Diritto civile e penale a confronto nei reati contro il patrimonio
03 Apr 2014
Il patrimonio e la proprietà privata come beni giuridici protetti dal diritto penale hanno un rango ridotto a livello costituzionale, perché non sono ritenuti diritti fondamentali (come invece, per esempio, il diritto alla vita, alla salute, alla libertà di pensiero, ecc).
Patrimonio e proprietà privata invece sono garantiti nella loro forma “sociale” e subordinati comunque all’interesse collettivo.
In particolare, il patrimonio come bene giuridico è protetto dal legislatore solo con riferimento a particolari e tipizzate forme di aggressione.
Aggressione:
1) mediante violenza
2) mediante frode
senza che sia, spesso, necessaria l’effettiva lesione patrimoniale (solo in poche figure giuridiche è previsto il danno patrimoniale quale elemento oggettivo del reato; del pari la previsione di un dolo di profitto non è strettamente collegato alla lesione patrimoniale).
Uno dei principali problemi affrontati in dottrina in questo ambito è stato quello di discernere il rapporto fra il diritto penale e quello civile: quando il codice penale, nella formulazione delle norme de quo, richiama concetti civilistici (id est, possesso, proprietà, detenzione) fa un richiamo recettizio al diritto civile oppure questi istituti hanno rilevanza autonoma nel diritto penale?
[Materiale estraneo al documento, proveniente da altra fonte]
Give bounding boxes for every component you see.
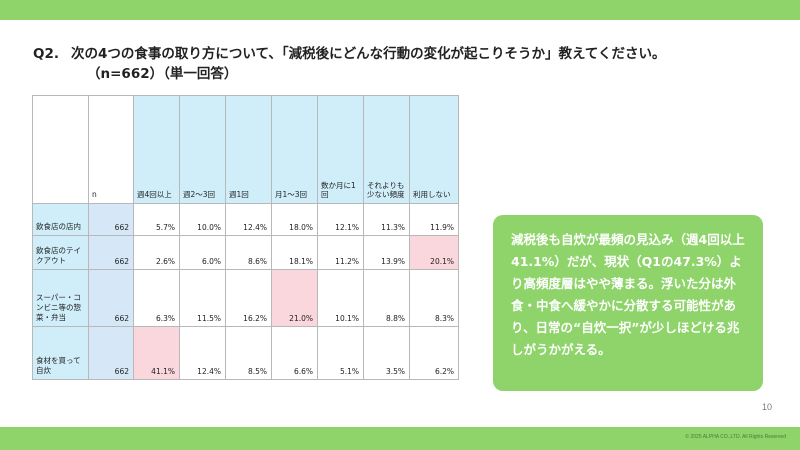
value-cell: 11.9% (409, 203, 459, 236)
value-cell: 5.1% (317, 326, 364, 380)
value-cell: 18.0% (271, 203, 318, 236)
column-header: 利用しない (409, 95, 459, 204)
copyright-text: © 2025 ALPHA CO.,LTD. All Rights Reserve… (685, 434, 786, 440)
value-cell: 8.3% (409, 269, 459, 327)
table-corner-cell (32, 95, 89, 204)
value-cell: 11.2% (317, 235, 364, 270)
value-cell: 11.3% (363, 203, 410, 236)
summary-note: 減税後も自炊が最頻の見込み（週4回以上41.1%）だが、現状（Q1の47.3%）… (493, 215, 763, 391)
question-heading: Q2. 次の4つの食事の取り方について、「減税後にどんな行動の変化が起こりそうか」… (33, 44, 793, 84)
value-cell: 10.0% (179, 203, 226, 236)
value-cell: 12.4% (225, 203, 272, 236)
row-n-cell: 662 (88, 203, 134, 236)
value-cell: 8.5% (225, 326, 272, 380)
value-cell: 11.5% (179, 269, 226, 327)
table-row: 食材を買って自炊 662 41.1% 12.4% 8.5% 6.6% 5.1% … (32, 326, 459, 380)
table-row: 飲食店のテイクアウト 662 2.6% 6.0% 8.6% 18.1% 11.2… (32, 235, 459, 270)
column-header: 月1～3回 (271, 95, 318, 204)
value-cell: 6.6% (271, 326, 318, 380)
value-cell: 8.6% (225, 235, 272, 270)
page-number: 10 (762, 402, 773, 412)
value-cell: 12.1% (317, 203, 364, 236)
row-n-cell: 662 (88, 326, 134, 380)
question-sub: （n=662）（単一回答） (87, 66, 238, 82)
row-label: 飲食店の店内 (32, 203, 89, 236)
column-header: 週1回 (225, 95, 272, 204)
value-cell-highlight: 41.1% (133, 326, 180, 380)
column-header: 数か月に1回 (317, 95, 364, 204)
table-row: 飲食店の店内 662 5.7% 10.0% 12.4% 18.0% 12.1% … (32, 203, 459, 236)
value-cell: 16.2% (225, 269, 272, 327)
value-cell: 2.6% (133, 235, 180, 270)
top-accent-bar (0, 0, 800, 20)
column-header: 週4回以上 (133, 95, 180, 204)
question-number: Q2. (33, 46, 59, 62)
value-cell: 18.1% (271, 235, 318, 270)
row-label: 飲食店のテイクアウト (32, 235, 89, 270)
value-cell: 6.2% (409, 326, 459, 380)
value-cell: 8.8% (363, 269, 410, 327)
row-n-cell: 662 (88, 269, 134, 327)
value-cell: 3.5% (363, 326, 410, 380)
table-row: スーパー・コンビニ等の惣菜・弁当 662 6.3% 11.5% 16.2% 21… (32, 269, 459, 327)
value-cell: 5.7% (133, 203, 180, 236)
value-cell: 6.3% (133, 269, 180, 327)
value-cell: 12.4% (179, 326, 226, 380)
row-label: スーパー・コンビニ等の惣菜・弁当 (32, 269, 89, 327)
value-cell: 10.1% (317, 269, 364, 327)
column-header: 週2～3回 (179, 95, 226, 204)
value-cell: 13.9% (363, 235, 410, 270)
row-n-cell: 662 (88, 235, 134, 270)
table-header-row: n 週4回以上 週2～3回 週1回 月1～3回 数か月に1回 それよりも少ない頻… (32, 95, 459, 204)
row-label: 食材を買って自炊 (32, 326, 89, 380)
column-header: それよりも少ない頻度 (363, 95, 410, 204)
bottom-accent-bar (0, 427, 800, 450)
value-cell-highlight: 21.0% (271, 269, 318, 327)
survey-table: n 週4回以上 週2～3回 週1回 月1～3回 数か月に1回 それよりも少ない頻… (32, 95, 459, 380)
value-cell: 6.0% (179, 235, 226, 270)
value-cell-highlight: 20.1% (409, 235, 459, 270)
column-header-n: n (88, 95, 134, 204)
question-text: 次の4つの食事の取り方について、「減税後にどんな行動の変化が起こりそうか」教えて… (71, 46, 666, 62)
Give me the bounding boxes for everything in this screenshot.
La giurisprudenza prevalente li ritiene concetti autonomi da adattare alle situazioni presenti nella norma penale.
Vediamo un esempio
Possesso: nell’ambito civilistico questo concetto richiama un rapporto di fatto fra il “possessore” e la cosa posseduta. Oltre all’elemento materiale viene però in rilievo anche un elemento soggettivo ossia l’animus possidendi, che rivela la volontà del possessore di comportarsi con la cosa come esercitando il potere del proprietario.
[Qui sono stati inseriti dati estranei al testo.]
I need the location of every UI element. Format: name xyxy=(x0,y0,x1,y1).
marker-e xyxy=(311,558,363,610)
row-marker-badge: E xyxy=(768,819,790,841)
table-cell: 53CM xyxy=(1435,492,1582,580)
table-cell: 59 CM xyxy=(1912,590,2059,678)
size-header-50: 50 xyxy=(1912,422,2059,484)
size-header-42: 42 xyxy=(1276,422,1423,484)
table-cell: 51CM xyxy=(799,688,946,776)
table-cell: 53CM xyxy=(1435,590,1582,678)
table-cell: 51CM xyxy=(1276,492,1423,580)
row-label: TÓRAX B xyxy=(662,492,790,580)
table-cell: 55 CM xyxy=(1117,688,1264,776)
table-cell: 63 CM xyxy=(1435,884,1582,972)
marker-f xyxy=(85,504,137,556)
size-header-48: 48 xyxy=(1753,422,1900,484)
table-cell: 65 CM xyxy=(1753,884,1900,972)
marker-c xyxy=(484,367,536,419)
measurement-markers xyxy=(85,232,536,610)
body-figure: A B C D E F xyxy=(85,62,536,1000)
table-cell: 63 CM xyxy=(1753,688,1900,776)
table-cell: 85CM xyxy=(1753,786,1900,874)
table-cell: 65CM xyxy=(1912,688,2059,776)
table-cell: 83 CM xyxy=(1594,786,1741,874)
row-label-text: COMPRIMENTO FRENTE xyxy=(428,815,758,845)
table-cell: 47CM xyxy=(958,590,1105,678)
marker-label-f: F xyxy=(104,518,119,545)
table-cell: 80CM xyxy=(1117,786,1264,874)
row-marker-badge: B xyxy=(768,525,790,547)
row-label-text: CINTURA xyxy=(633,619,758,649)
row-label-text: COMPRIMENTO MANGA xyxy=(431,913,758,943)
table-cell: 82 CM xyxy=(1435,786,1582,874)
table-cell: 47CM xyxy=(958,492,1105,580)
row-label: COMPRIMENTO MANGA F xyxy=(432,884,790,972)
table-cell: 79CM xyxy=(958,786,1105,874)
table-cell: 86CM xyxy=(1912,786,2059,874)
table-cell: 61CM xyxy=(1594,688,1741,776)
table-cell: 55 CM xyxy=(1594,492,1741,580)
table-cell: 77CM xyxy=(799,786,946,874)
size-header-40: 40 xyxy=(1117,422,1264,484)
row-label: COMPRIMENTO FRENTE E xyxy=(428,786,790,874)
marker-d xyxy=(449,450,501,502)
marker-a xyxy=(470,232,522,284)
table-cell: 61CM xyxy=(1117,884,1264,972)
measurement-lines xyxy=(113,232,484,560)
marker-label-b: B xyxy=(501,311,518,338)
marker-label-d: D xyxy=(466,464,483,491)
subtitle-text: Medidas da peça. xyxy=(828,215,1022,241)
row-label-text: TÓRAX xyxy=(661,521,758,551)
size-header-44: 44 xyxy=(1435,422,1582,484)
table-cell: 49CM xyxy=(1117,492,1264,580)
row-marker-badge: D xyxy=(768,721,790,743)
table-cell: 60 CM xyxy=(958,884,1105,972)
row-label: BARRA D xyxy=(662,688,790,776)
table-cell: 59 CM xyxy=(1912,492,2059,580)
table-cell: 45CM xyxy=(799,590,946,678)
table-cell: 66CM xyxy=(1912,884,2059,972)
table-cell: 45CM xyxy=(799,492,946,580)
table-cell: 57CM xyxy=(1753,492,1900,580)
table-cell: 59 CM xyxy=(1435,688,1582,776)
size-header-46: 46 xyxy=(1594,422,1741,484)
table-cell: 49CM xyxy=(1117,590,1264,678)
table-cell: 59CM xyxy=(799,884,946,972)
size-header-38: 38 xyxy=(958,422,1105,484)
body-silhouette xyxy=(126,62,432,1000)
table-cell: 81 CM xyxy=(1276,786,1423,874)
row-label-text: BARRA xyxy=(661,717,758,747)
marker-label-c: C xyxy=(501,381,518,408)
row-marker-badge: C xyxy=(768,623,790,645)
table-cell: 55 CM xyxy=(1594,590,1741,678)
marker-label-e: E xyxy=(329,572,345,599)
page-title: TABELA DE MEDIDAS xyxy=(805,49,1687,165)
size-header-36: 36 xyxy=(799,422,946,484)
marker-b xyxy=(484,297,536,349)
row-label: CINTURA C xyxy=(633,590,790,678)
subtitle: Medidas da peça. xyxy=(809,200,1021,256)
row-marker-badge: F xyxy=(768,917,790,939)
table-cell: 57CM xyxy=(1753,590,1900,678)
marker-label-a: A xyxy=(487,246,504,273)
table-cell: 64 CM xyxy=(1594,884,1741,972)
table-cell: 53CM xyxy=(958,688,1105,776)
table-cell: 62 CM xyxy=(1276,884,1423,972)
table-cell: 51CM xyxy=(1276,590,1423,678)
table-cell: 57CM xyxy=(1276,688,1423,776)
Il concetto di possesso rileva per esempio nel furto e nell’appropriazione indebita.
Furto, art. 624 c.p.: “Chiunque s’impossessa della cosa mobile altrui, sottraendola a chi la detiene, al fine di trarne profitto per sé o per altri, è punito con la reclusione da sei mesi a tre anni e con la multa da euro 154 a euro 516.”
Appropriazione indebita, art. 646 c.p.: “Chiunque, per procurare a sé o ad altri un ingiusto profitto, si appropria il denaro o la cosa mobile altrui di cui abbia, a qualsiasi titolo, il possesso, è punito, a querela della persona offesa, con la reclusione fino a tre anni e con la multa fino a euro 1.032.”
In diritto penale pare dunque l’analisi della norma risulta svincolata dal concetto penale. Il possesso consisterà quindi nella relazione di fatto con la cosa, che si esercita al di fuori della sfera giuridica di sorveglianza di chi con la cosa ha un potere maggiore.